The purified Mg fraction was measured for Mg isotopes on a Thermo Neptune Multicollector ICP-MS at the University of Bristol, using an Apex-Q for sample introduction (35). Purified apatite and plant samples were diluted in 2% HNO₃ to a concentration of 100 ppb. Measurements were conducted at low resolution and each analysis consisted of 20 4-s integrations of the ²⁴Mg, ²⁵Mg, and ²⁶Mg signals in static mode. Each analysis was preceded by a measurement of blank 2% HNO₃, and the signals for this background were subtracted from the analyte signal before calculation of isotope ratios. Measurements of purified feces samples were conducted on a Nu instrument ICP-MS at the Laboratoire de Géologie de Lyon: Terre, Planètes, et Environnement, ENS de Lyon. Samples were diluted in 2% HNO₃ to a concentration of 100 ppb. Delta values were obtained via bracketing analyses of DSM-3 (36), with CAM-1 used as a secondary standard. In each analytical session, samples (and occasional CAM-1) bracketed by DSM-3 were measured in turn. This sequence was then repeated three more times so that four separate analyses of the same sample solution were obtained. The uncertainties reported in Dataset S1 represent 2 SD of these four analyses.

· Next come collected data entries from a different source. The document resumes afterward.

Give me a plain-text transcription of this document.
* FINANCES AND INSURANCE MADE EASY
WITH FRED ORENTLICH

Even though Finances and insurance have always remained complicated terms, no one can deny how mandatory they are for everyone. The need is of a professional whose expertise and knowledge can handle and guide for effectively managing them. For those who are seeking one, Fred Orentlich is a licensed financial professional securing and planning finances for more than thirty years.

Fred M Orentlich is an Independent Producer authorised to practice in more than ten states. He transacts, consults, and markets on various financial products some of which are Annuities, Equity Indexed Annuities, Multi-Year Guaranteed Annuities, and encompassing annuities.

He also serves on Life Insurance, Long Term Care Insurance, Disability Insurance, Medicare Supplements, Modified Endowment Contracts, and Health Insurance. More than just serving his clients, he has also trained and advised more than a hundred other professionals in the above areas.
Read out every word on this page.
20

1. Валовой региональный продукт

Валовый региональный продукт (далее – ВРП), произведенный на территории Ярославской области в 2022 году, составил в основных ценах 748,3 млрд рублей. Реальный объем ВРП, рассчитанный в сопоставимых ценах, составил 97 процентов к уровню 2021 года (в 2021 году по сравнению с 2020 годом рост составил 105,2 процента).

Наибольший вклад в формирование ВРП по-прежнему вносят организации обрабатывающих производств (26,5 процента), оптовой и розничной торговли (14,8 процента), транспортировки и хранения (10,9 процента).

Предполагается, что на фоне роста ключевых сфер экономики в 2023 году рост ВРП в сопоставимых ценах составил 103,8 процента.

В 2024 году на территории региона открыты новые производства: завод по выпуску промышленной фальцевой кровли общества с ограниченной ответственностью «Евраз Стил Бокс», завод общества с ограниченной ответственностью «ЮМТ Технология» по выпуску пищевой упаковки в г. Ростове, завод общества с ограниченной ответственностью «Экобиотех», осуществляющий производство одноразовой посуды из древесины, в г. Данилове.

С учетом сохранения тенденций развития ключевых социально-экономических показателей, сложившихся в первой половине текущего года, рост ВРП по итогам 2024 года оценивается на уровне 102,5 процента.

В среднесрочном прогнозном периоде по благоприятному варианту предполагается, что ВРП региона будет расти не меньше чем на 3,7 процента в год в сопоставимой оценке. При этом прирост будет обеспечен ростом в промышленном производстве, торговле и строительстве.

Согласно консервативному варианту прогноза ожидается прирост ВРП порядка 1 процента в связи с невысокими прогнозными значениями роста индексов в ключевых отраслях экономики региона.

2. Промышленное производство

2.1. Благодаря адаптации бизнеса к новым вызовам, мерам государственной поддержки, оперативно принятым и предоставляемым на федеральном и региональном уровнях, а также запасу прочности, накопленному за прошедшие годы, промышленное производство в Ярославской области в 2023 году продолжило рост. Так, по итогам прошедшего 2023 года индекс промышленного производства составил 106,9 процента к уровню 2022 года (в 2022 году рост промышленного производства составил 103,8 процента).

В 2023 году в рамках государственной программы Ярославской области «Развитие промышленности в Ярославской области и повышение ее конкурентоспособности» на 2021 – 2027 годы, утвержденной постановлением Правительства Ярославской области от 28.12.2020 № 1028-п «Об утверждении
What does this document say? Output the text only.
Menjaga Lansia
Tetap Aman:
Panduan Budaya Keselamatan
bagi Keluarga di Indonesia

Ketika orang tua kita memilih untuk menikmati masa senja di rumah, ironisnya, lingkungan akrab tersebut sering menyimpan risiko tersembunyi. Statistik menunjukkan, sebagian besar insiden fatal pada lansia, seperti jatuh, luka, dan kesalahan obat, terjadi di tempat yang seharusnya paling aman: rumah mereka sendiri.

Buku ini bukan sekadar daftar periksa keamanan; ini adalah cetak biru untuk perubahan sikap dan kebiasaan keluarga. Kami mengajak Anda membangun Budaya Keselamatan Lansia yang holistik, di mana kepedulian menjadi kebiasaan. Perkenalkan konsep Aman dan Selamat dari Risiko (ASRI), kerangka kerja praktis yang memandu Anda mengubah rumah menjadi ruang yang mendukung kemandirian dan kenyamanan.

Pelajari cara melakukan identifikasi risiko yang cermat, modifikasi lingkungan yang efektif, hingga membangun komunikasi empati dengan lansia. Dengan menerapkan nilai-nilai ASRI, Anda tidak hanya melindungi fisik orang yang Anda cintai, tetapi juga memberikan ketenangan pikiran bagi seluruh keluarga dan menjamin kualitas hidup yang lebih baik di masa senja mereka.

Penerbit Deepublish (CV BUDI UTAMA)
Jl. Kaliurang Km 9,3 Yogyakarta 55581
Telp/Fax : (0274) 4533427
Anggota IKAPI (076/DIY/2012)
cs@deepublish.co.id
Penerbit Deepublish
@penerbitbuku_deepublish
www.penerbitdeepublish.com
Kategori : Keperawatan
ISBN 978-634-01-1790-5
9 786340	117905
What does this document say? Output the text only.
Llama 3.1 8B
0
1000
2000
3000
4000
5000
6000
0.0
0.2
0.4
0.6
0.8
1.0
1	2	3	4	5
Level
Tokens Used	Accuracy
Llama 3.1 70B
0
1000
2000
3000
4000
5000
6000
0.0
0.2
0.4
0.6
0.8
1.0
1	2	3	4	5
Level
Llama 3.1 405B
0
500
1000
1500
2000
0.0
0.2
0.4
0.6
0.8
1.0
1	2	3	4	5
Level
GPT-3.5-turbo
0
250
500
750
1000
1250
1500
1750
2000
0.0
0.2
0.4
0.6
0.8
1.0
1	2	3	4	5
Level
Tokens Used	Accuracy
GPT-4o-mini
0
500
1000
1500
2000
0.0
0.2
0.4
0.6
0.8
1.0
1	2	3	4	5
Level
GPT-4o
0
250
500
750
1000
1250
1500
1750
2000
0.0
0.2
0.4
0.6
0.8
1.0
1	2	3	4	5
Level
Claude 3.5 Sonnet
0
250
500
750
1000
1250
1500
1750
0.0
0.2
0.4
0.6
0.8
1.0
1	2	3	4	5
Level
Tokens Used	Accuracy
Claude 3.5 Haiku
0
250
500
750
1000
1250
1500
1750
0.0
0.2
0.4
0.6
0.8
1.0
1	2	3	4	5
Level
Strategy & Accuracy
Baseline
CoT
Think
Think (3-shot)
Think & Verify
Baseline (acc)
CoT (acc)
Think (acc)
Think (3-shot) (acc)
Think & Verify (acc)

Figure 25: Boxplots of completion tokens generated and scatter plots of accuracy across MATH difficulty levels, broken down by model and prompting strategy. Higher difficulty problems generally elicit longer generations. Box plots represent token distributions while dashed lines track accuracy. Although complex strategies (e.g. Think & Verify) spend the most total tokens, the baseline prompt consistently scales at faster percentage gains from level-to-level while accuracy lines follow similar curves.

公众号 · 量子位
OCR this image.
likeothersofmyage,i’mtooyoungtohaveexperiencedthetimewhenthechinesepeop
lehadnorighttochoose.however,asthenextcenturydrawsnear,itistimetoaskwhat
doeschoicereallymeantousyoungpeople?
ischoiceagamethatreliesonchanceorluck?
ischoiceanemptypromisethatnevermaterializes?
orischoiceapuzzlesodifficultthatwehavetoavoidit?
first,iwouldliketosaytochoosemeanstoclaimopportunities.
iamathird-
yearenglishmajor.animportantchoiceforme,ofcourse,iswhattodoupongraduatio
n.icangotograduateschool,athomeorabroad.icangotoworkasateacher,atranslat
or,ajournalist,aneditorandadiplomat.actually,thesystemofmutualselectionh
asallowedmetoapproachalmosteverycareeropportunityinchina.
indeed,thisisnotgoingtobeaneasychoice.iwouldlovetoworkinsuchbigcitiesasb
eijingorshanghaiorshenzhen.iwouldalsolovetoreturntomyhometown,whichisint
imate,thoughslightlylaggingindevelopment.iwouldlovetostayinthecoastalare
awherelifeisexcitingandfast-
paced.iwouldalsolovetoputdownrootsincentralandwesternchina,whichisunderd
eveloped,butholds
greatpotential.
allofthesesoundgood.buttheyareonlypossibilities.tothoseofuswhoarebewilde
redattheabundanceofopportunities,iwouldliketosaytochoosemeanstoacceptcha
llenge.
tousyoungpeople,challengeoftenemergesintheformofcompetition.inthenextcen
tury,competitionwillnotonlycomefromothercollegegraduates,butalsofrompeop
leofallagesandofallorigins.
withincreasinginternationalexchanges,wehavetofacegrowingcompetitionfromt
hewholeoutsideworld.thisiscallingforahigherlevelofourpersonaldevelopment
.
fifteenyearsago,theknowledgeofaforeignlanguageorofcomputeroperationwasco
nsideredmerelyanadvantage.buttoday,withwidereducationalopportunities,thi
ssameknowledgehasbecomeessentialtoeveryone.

δ²⁶Mg and δ²⁵Mg values presented for samples in Dataset S1 are defined as

$${\mathrm{\delta }}^{26}\text{Mg}=\left(\frac{{}^{26}\mathrm{Mg}/{}^{24}\mathrm{Mg}\hspace{0.17em}\text{sample}}{{}^{26}\mathrm{Mg}/{}^{24}\mathrm{Mg}\hspace{0.17em}\text{DSM}3}-1\right)\times \mathrm{1,000}$$

$${\mathrm{\delta }}^{25}\text{Mg}=\left(\frac{{}^{25}\mathrm{Mg}/{}^{24}\mathrm{Mg}\hspace{0.17em}\text{sample}}{{}^{25}\mathrm{Mg}/{}^{24}\mathrm{Mg}\hspace{0.17em}\text{DSM}3}-1\right)\times \mathrm{1,000.}$$

For δ²⁶Mg uncertainties mostly range between 0.01‰ and 0.16‰ and for δ²⁵Mg between 0.01‰ and 0.18‰. The CAM-1 standard (n = 74 over a period of around 18 mo) yielded a mean δ²⁶Mg of –2.57‰ ± 0.16‰ (2 SD) and a mean δ²⁵Mg of –1.33‰ ± 0.10‰. These are close to published values, e.g., δ²⁶Mg = –2.63‰ ± 0.05‰ (29). The δ²⁶Mg and δ²⁵Mg values obtained for all samples and standards measured in this study lie on a line (R² = 0.997) with a slope of 0.5155, close to the theoretical value of 0.5.